Harry Guakomoli was eager to be wearing his shit kickers again, particularly after all that bullshit he went through to get them. That dimwitted slob of a groundskeeper had proven to be a real pain in the ass. It had taken The Guak several minutes to get it through the man's head that an assortment of his mementos had been buried in his stead, and our hero wished to retrieve them.

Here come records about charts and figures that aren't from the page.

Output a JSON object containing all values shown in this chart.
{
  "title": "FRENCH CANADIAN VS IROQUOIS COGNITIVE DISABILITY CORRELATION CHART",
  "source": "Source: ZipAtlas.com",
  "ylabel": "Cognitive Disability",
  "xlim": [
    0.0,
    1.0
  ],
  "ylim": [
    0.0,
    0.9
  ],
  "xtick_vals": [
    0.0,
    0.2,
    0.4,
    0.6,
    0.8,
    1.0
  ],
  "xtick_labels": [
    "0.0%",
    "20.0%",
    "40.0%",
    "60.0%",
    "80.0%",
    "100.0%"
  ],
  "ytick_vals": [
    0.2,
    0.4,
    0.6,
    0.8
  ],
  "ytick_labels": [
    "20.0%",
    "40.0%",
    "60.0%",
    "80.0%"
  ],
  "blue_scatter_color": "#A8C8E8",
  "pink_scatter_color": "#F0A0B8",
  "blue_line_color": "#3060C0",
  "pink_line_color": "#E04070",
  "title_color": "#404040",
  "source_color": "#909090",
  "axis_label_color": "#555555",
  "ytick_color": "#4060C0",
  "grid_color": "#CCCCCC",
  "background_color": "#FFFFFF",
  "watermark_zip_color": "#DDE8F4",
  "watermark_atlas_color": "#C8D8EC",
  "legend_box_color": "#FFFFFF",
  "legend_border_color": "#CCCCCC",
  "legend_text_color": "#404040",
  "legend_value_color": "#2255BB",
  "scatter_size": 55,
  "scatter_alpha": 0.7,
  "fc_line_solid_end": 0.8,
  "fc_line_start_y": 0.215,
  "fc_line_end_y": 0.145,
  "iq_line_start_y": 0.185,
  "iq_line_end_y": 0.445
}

Gunther lead The Guak to an equipment shed and after following him for a few minutes our hero wished he had insisted the groundskeeper put on his pants. Gunther opened the door to the shed and flipped on a light switch. He refused to enter the shed, instead merely pointing toward the entrance. The Guak shrugged and stepped inside. He noticed a number of shovels leaning up against the back wall. The Guak smiled and walked over to them. He was debating which one would meet his needs the best when he was hit in the back of the head with a rake by Gunther. Gunther was a large man who earned his living by undergoing strenuous labor. His strength was enough to level any man, But The Guak was not just any man.
"Ow," The Guak uttered before turning around.

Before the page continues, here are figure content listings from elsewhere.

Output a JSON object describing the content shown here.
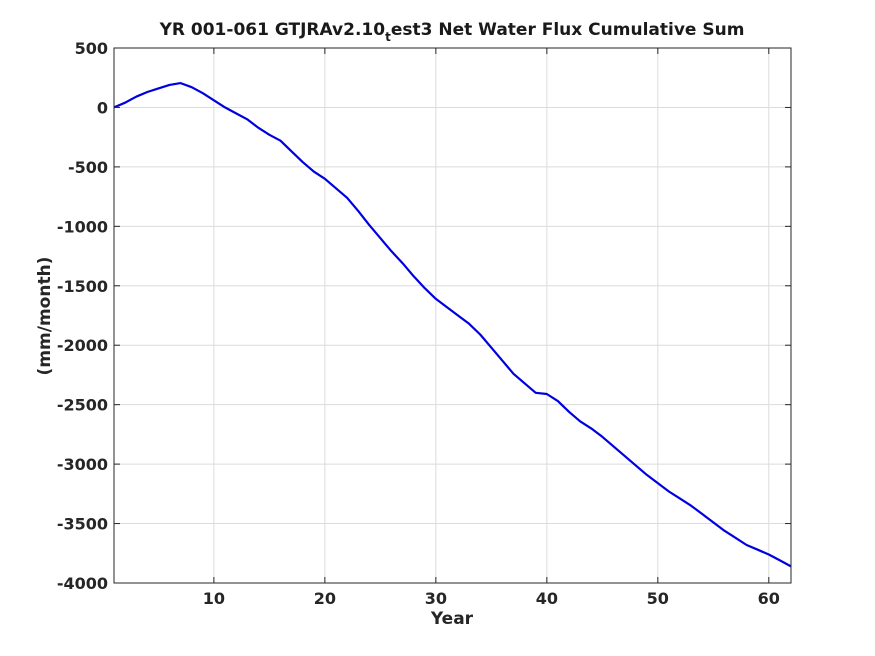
{
  "chart_data": {
    "type": "line",
    "title_main": "YR 001-061 GTJRAv2.10",
    "title_sub": "t",
    "title_rest": "est3 Net Water Flux Cumulative Sum",
    "xlabel": "Year",
    "ylabel": "(mm/month)",
    "xlim": [
      1,
      62
    ],
    "ylim": [
      -4000,
      500
    ],
    "grid": true,
    "x_ticks": [
      10,
      20,
      30,
      40,
      50,
      60
    ],
    "x_tick_labels": [
      "10",
      "20",
      "30",
      "40",
      "50",
      "60"
    ],
    "y_ticks": [
      500,
      0,
      -500,
      -1000,
      -1500,
      -2000,
      -2500,
      -3000,
      -3500,
      -4000
    ],
    "y_tick_labels": [
      "500",
      "0",
      "-500",
      "-1000",
      "-1500",
      "-2000",
      "-2500",
      "-3000",
      "-3500",
      "-4000"
    ],
    "series": [
      {
        "color": "#0000e0",
        "x": [
          1,
          2,
          3,
          4,
          5,
          6,
          7,
          8,
          9,
          10,
          11,
          12,
          13,
          14,
          15,
          16,
          17,
          18,
          19,
          20,
          21,
          22,
          23,
          24,
          25,
          26,
          27,
          28,
          29,
          30,
          31,
          32,
          33,
          34,
          35,
          36,
          37,
          38,
          39,
          40,
          41,
          42,
          43,
          44,
          45,
          46,
          47,
          48,
          49,
          50,
          51,
          52,
          53,
          54,
          55,
          56,
          57,
          58,
          59,
          60,
          61,
          62
        ],
        "y": [
          0,
          40,
          90,
          130,
          160,
          190,
          205,
          170,
          120,
          60,
          0,
          -50,
          -100,
          -170,
          -230,
          -280,
          -370,
          -460,
          -540,
          -600,
          -680,
          -760,
          -870,
          -990,
          -1100,
          -1210,
          -1310,
          -1420,
          -1520,
          -1610,
          -1680,
          -1750,
          -1820,
          -1910,
          -2020,
          -2130,
          -2240,
          -2320,
          -2400,
          -2410,
          -2470,
          -2560,
          -2640,
          -2700,
          -2770,
          -2850,
          -2930,
          -3010,
          -3090,
          -3160,
          -3230,
          -3290,
          -3350,
          -3420,
          -3490,
          -3560,
          -3620,
          -3680,
          -3720,
          -3760,
          -3810,
          -3860
        ]
      }
    ]
  }
}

"WALKIN' DEAD WALK NO MORE!" the groundskeeper yelled as he lunged toward our hero with a pair of hedge clippers.
The Guak was barely able to sidestep the oaf's attack. He shoved the man from behind, and Gunther wiped out. The groundskeeper had just enough time to roll onto his back before The Guak was on top of him.
"What the fuck was that?" The Guak growled.
"YOU'RE SMARTER AND STRONGER THAN THE OTHERS!" Gunther yelled. "ARE YOU THEIR KING?"
"Am I whose king?" our hero asked . Nothing was ever simple, and that was really starting to burn his britches.
"THE ZOMBIE MEN!"
"Ugh." The Guak was not in the mood for this shit. Apparently the time our hero had taken to explain his situation was wasted on the hayseed. "Do you know where the Harry Guakomoli plot is?"
Gunther was a simple and slow-witted buffoon, but The Guak was blown away by the groundskeeper's amazing ability to remember every single plot in the cemetery. Gunther lead our hero through the rows upon rows of graves until The Guak laid his eyes upon his own memorial.
The tombstone was slate-colored marble with light gray flecks. A skull, complete with crossbones, adorned the top of its face. Our hero thought it was one of the most kick-ass things he had ever seen. Below the skull was etched "Harry 'The Guak' Guakomoli." There were no years given. No date of birth. No date of death. But the headstone proclaimed The Guak was both "Hero of The Barrio" and "Hero of The People." It was touching. It was also fucking surreal, eying one's on grave. Even if the body was actually not buried in the ground.
"CAN I GO NOW?" the groundskeeper broke the silence by asking.
"Do you always have to fucking yell?" our hero responded with a question of his own. His gaze was still fixated on his tombstone.
"I CAN'T HELP IT! IT'S A CONDITION!"
"You tried to run me through with garden tools, so, no, you can't go. Start digging."
Gunther was not happy with The Guak's answer, but he decided it was best not to trifle with the king of the zombie men (The Guak opted not to correct Gunther of his theory). The groundskeeper did as he was told and stabbed the earth with his favorite shovel, Sheila III, and proceeded to dig up our hero's grave. Some time later, well after dawn had come and gone, the wooden box that contained The Guak's most prized possessions was revealed.
Our hero slowly slid on his boots and laced them up. God, it felt good. The Guak walked to the graveyard's exit, his box in tow. He wondered if the hack and his cab were still waiting for The Guak per his instructions.
And Gunther was left admiring his new pair of gray Velcro sneakers. It wasn't until the king of the zombie men was gone that he noticed they were caked in dried blood.